La fête de saint Raymond de Pegnafort a supplanté au XVIIe siècle celle de sainte Emérentienne (ou Emérance), qui demeure néanmoins une mémoire. Voici ce qu’en dit dom Guéranger, dans un texte très joli et émouvant, mais peu conforme aux canons du dialogue interreligieux…

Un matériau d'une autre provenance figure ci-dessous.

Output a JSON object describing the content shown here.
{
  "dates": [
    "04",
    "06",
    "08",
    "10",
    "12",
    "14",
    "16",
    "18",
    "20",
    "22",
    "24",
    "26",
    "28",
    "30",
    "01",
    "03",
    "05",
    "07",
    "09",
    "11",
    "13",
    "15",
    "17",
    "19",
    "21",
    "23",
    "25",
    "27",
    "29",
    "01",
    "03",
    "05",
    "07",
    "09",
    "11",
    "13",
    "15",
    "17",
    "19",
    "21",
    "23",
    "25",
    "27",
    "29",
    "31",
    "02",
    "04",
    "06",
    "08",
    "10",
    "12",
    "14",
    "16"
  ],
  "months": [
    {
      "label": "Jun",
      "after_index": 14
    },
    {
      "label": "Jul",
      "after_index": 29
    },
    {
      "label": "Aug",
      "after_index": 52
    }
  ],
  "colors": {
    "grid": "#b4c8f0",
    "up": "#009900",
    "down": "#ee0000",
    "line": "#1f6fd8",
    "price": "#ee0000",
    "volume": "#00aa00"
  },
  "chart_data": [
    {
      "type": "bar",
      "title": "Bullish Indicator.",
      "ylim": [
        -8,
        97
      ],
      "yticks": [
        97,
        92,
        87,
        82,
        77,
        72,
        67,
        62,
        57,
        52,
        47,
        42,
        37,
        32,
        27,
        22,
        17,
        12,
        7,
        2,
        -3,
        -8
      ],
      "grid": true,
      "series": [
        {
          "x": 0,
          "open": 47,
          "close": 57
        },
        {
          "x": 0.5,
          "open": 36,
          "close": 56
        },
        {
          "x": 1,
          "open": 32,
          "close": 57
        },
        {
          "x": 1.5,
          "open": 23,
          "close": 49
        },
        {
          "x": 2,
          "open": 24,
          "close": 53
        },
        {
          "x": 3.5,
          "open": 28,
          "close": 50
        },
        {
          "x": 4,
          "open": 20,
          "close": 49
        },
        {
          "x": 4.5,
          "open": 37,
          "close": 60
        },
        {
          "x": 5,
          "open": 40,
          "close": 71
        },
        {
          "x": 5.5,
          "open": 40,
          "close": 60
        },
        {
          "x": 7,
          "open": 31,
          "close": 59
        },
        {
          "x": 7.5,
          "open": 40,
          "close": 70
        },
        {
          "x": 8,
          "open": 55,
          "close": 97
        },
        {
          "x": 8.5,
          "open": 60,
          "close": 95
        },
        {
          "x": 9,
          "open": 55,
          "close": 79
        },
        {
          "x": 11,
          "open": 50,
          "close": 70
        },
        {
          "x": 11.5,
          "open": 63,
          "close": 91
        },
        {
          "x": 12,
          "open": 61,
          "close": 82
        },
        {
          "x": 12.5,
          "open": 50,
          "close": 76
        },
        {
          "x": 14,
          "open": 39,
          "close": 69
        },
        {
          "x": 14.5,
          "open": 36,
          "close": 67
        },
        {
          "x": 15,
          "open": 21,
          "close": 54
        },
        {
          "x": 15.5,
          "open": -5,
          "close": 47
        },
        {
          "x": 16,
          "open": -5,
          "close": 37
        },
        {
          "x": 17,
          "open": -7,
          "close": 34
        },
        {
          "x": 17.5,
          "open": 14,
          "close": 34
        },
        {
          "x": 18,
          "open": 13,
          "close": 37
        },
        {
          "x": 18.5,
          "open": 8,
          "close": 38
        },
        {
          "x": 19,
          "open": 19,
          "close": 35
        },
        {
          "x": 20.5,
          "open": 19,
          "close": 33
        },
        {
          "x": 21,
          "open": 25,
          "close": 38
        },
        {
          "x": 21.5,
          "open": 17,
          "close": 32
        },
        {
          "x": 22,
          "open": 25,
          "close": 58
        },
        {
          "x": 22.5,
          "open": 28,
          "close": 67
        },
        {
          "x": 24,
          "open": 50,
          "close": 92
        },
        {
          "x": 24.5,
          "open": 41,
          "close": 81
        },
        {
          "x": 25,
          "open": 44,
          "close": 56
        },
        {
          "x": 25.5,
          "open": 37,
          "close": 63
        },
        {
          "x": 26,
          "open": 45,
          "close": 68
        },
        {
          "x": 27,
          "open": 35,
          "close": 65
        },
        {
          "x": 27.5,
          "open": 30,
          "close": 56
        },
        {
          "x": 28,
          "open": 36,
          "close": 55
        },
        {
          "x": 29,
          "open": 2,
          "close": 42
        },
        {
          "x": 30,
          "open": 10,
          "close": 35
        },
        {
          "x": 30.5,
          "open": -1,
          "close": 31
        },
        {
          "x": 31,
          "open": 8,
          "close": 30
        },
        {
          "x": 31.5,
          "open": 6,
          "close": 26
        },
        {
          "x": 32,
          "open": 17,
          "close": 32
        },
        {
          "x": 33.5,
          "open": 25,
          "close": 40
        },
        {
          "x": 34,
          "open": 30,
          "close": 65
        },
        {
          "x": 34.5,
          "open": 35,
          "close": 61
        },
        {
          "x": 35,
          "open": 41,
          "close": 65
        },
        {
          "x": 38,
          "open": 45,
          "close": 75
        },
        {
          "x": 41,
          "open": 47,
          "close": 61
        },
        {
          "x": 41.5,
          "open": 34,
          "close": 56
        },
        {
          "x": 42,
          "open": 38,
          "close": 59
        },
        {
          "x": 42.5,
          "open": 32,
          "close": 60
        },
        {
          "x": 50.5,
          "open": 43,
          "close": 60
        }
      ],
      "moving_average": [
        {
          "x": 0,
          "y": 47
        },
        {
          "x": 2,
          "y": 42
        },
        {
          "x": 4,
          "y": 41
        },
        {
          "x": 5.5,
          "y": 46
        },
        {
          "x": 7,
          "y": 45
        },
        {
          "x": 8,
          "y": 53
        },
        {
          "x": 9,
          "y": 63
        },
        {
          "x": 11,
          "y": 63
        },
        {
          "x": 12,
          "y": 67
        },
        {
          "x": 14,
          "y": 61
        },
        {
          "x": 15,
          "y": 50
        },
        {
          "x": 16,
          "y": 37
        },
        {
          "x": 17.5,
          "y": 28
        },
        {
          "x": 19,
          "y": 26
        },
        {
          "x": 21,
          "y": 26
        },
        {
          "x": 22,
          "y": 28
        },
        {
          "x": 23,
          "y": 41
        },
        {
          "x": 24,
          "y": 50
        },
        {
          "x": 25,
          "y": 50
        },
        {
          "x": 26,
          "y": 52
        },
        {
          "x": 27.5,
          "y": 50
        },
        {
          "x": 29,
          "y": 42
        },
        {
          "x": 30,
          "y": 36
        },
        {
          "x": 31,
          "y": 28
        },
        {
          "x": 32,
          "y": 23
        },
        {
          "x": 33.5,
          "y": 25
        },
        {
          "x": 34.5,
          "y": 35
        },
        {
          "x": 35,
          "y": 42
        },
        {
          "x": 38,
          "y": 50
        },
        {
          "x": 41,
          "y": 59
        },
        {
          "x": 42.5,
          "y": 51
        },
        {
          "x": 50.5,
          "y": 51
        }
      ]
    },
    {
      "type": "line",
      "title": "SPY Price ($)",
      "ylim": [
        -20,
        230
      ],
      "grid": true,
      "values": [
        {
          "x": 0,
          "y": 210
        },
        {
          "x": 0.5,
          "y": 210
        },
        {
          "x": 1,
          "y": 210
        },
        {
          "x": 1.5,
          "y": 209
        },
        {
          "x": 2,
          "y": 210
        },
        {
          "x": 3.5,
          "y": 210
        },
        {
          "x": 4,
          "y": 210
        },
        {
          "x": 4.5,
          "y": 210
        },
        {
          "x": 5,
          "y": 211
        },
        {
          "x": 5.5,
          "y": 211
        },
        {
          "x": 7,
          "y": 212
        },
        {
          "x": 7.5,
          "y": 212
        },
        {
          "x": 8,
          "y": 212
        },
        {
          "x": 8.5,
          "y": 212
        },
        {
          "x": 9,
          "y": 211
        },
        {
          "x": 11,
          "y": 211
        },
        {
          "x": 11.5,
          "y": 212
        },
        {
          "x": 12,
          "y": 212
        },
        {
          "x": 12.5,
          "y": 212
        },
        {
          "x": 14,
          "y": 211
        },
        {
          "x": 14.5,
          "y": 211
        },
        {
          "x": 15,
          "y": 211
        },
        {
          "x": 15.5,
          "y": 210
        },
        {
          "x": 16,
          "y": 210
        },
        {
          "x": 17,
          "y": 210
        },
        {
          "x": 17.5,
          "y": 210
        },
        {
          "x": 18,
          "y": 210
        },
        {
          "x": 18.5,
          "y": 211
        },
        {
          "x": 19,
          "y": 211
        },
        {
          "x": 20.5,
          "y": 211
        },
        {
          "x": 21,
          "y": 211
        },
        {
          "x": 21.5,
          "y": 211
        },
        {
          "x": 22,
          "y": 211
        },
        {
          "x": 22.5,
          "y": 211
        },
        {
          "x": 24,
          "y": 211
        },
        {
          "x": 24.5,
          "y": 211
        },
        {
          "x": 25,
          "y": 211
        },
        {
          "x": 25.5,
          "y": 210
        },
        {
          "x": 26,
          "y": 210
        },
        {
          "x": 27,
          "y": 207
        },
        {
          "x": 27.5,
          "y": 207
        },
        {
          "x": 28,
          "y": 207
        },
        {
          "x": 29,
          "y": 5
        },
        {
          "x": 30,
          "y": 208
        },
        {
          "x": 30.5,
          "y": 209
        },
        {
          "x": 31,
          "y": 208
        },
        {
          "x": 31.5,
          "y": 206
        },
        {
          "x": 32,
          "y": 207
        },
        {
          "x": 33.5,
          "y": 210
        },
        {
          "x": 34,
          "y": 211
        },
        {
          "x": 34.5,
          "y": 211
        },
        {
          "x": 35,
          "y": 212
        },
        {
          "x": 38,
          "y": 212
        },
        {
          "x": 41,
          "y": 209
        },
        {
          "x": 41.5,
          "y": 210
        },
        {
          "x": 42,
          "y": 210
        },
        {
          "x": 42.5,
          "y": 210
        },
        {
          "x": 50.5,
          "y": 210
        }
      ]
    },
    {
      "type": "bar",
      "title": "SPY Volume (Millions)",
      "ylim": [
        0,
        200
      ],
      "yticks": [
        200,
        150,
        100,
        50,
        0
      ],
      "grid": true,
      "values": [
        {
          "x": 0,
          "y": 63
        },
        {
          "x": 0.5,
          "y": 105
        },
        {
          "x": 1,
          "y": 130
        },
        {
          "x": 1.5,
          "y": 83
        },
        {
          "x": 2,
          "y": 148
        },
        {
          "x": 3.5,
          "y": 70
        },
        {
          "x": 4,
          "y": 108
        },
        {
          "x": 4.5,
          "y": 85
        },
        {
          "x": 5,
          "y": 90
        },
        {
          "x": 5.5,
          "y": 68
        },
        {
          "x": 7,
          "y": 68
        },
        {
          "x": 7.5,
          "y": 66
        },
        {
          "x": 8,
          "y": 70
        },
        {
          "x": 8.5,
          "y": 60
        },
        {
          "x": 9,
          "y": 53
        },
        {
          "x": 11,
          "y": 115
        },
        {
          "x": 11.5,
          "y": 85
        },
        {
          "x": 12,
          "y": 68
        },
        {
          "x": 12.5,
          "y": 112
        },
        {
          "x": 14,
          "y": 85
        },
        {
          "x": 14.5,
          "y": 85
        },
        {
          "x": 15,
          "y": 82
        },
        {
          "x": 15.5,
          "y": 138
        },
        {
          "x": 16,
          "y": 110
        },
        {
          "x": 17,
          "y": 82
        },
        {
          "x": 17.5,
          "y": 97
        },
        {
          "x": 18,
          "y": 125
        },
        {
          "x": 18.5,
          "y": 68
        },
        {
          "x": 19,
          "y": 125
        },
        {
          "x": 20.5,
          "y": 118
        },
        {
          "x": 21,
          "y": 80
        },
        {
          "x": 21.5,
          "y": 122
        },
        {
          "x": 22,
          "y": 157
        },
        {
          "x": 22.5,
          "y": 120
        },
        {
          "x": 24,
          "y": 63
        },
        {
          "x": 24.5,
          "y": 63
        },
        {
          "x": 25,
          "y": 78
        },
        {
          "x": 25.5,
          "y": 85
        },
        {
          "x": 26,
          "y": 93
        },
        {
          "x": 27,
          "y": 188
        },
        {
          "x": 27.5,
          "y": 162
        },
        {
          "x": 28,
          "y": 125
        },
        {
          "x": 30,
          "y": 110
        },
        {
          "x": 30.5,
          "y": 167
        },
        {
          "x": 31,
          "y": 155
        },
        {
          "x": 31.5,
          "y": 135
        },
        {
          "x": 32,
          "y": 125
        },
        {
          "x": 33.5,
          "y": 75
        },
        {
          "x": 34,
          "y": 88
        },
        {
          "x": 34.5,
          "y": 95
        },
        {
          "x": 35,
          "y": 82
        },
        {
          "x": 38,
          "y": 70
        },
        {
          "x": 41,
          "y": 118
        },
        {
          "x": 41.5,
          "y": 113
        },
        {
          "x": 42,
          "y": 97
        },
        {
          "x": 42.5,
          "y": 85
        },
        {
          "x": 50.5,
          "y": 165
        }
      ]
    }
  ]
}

Le troisième jour n’est pas écoulé depuis le martyre de sainte Agnès ; et la Liturgie, fidèle à recueillir toutes les traditions, nous rappelle à son tombeau. Voici que la Vierge Émérentienne, amie et sœur de lait de notre héroïne de treize ans, s’en est allée prier et pleurer sur le lieu où repose celle qui lui a été si tôt et si cruellement ravie. Émérentienne n’a pas encore été régénérée dans les eaux du Baptême ; elle suit encore les exercices du catéchuménat ; mais son cœur est déjà au Christ par la foi et par le désir.
Tandis que la jeune fille épanche ses regrets et son admiration sur la tombe d’Agnès, des païens surviennent ; insultant à sa douleur, ils veulent troubler ces hommages rendus à leur victime. C’est alors que Émérentienne, enflammée du désir de se réunir au Christ, et d’être bientôt dans les bras de sa douce compagne, puisant un mâle courage sur ce sépulcre glorieux, se tourne vers les barbares, et, confessant Jésus-Christ, maudissant les idoles, leur reproche l’atroce cruauté dont l’innocente Agnès est tombée victime.
La férocité païenne s’indigne dans les cœurs de ces hommes asservis au culte de Satan, et à peine la jeune fille a cessé de parler, qu’elle tombe sur le sépulcre de son amie, accablée sous les pierres meurtrières que lui lancent ceux qu’elle a osé défier. Baptisée dans son propre sang, Émérentienne laisse sur la terre sa dépouille sanglante ; et son âme s’envole sur le sein de l’Emmanuel, pour jouir éternellement de ses embrassements divins, et de la chère présence d’Agnès.
Unissons-nous à l’Église, qui recueille avec tant d’amour de si touchants souvenirs ; demandons à Émérentienne la grâce d’être réunis à Jésus et à Agnès, et saluons son triomphe par les prières de la sainte Liturgie.